Wade recommends smart TVs, then lighting control and security cameras, putting smart floodlights or cameras on each corner of your home’s exterior.
“I have deer who come into yard and eat my plants and I get notified, so I start talking to the deer and yell at them to get out of my yard,” Wade quipped. “And floodlights are a slam dunk — everyone should have them for security and safety. Set them so they don’t go off every time a squirrel runs through your yard.”
Cortes urges those new to smart home technology to start with what he called “scenes.” His starting point: lighting your home at night. (There’s also geo-fencing, in which your phone’s GPS “tells” your home network that you’re near and it does the work for you.)

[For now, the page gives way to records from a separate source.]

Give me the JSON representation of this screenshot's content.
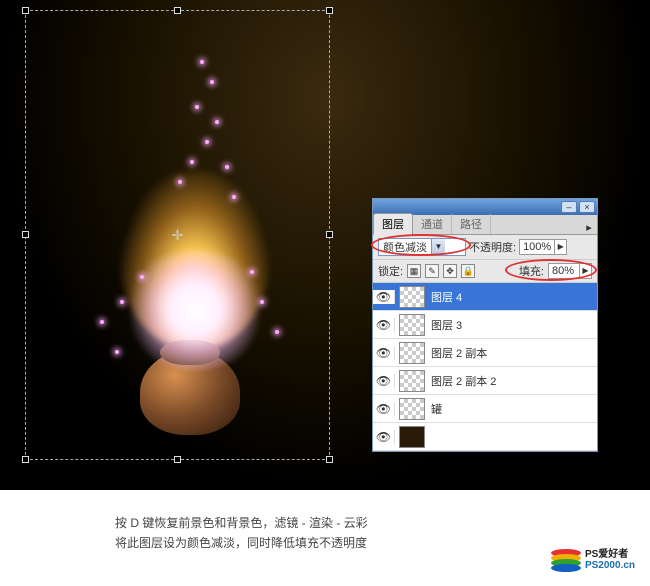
{
  "canvas": {
    "transform_active": true
  },
  "panel": {
    "tabs": [
      "图层",
      "通道",
      "路径"
    ],
    "active_tab": 0,
    "blend_mode": "颜色减淡",
    "opacity_label": "不透明度:",
    "opacity_value": "100%",
    "lock_label": "锁定:",
    "fill_label": "填充:",
    "fill_value": "80%",
    "layers": [
      {
        "name": "图层 4",
        "visible": true,
        "selected": true,
        "thumb": "checker"
      },
      {
        "name": "图层 3",
        "visible": true,
        "thumb": "checker"
      },
      {
        "name": "图层 2 副本",
        "visible": true,
        "thumb": "checker"
      },
      {
        "name": "图层 2 副本 2",
        "visible": true,
        "thumb": "checker"
      },
      {
        "name": "罐",
        "visible": true,
        "thumb": "checker"
      },
      {
        "name": "",
        "visible": true,
        "thumb": "solid"
      }
    ]
  },
  "caption": {
    "line1": "按 D 键恢复前景色和背景色，滤镜 - 渲染 - 云彩",
    "line2": "将此图层设为颜色减淡，同时降低填充不透明度"
  },
  "logo": {
    "text1": "PS爱好者",
    "text2": "PS2000.cn"
  }
}
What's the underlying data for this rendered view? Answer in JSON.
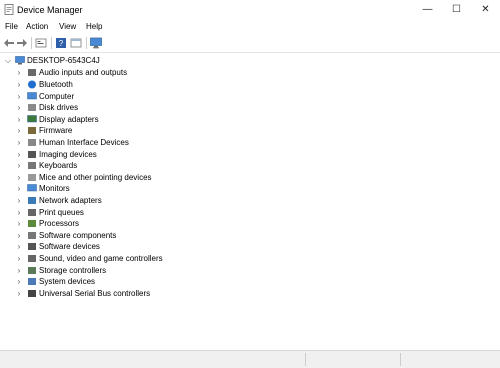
{
  "window": {
    "title": "Device Manager",
    "minimize": "—",
    "maximize": "☐",
    "close": "✕"
  },
  "menu": [
    "File",
    "Action",
    "View",
    "Help"
  ],
  "toolbar": [
    "back-arrow-icon",
    "forward-arrow-icon",
    "properties-icon",
    "help-icon",
    "view-icon",
    "monitor-icon"
  ],
  "tree": {
    "root": "DESKTOP-6543C4J",
    "items": [
      {
        "label": "Audio inputs and outputs",
        "icon": "speaker-icon"
      },
      {
        "label": "Bluetooth",
        "icon": "bluetooth-icon"
      },
      {
        "label": "Computer",
        "icon": "computer-icon"
      },
      {
        "label": "Disk drives",
        "icon": "disk-drive-icon"
      },
      {
        "label": "Display adapters",
        "icon": "display-adapter-icon"
      },
      {
        "label": "Firmware",
        "icon": "firmware-icon"
      },
      {
        "label": "Human Interface Devices",
        "icon": "hid-icon"
      },
      {
        "label": "Imaging devices",
        "icon": "camera-icon"
      },
      {
        "label": "Keyboards",
        "icon": "keyboard-icon"
      },
      {
        "label": "Mice and other pointing devices",
        "icon": "mouse-icon"
      },
      {
        "label": "Monitors",
        "icon": "monitor-icon"
      },
      {
        "label": "Network adapters",
        "icon": "network-icon"
      },
      {
        "label": "Print queues",
        "icon": "printer-icon"
      },
      {
        "label": "Processors",
        "icon": "processor-icon"
      },
      {
        "label": "Software components",
        "icon": "software-component-icon"
      },
      {
        "label": "Software devices",
        "icon": "software-device-icon"
      },
      {
        "label": "Sound, video and game controllers",
        "icon": "sound-icon"
      },
      {
        "label": "Storage controllers",
        "icon": "storage-icon"
      },
      {
        "label": "System devices",
        "icon": "system-device-icon"
      },
      {
        "label": "Universal Serial Bus controllers",
        "icon": "usb-icon"
      }
    ]
  }
}
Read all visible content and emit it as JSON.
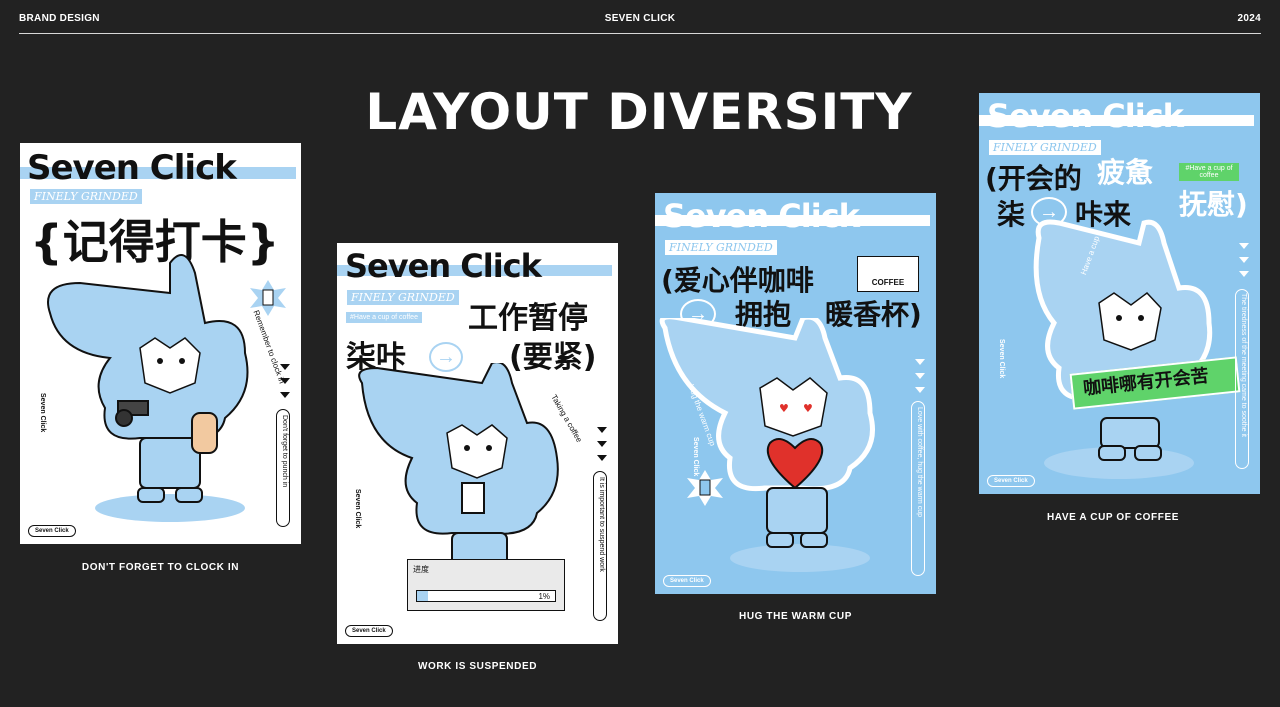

Imagine coming home at night with bags of groceries. You’re walking into a dark home, hoping you don’t step on the cat, trip over a toy left on the floor or run into a piece of furniture.
With automation, you can set up lighting that can be controlled with your phone, so when you arrive home, you turn on an “arrival” or “entry” scene with a sequence of lights. That could include a porch light or light at a back door, plus more that provide a lighted path as you enter the home.
That’s a scene that can provide safety for everyone from parents of young children to others trying to age in place.
Automating window shades is another option that adds convenience to your life, especially if you have large, hard-to-reach windows that need shades for energy efficiency. While the cost of motorized shades has come down, they still can be expensive.
“What happens the first time you figure it out will change the way you feel when you come home,” Wade said of automated entry lighting. “We have a lake house and my wife is there with our two kids. She opens her phone and hits a scene that I set up and it turns on the front porch light, foyer, living and kitchen lights at 50 percent. It’s an amazing sense of security and it’s practical if you’re carrying groceries.”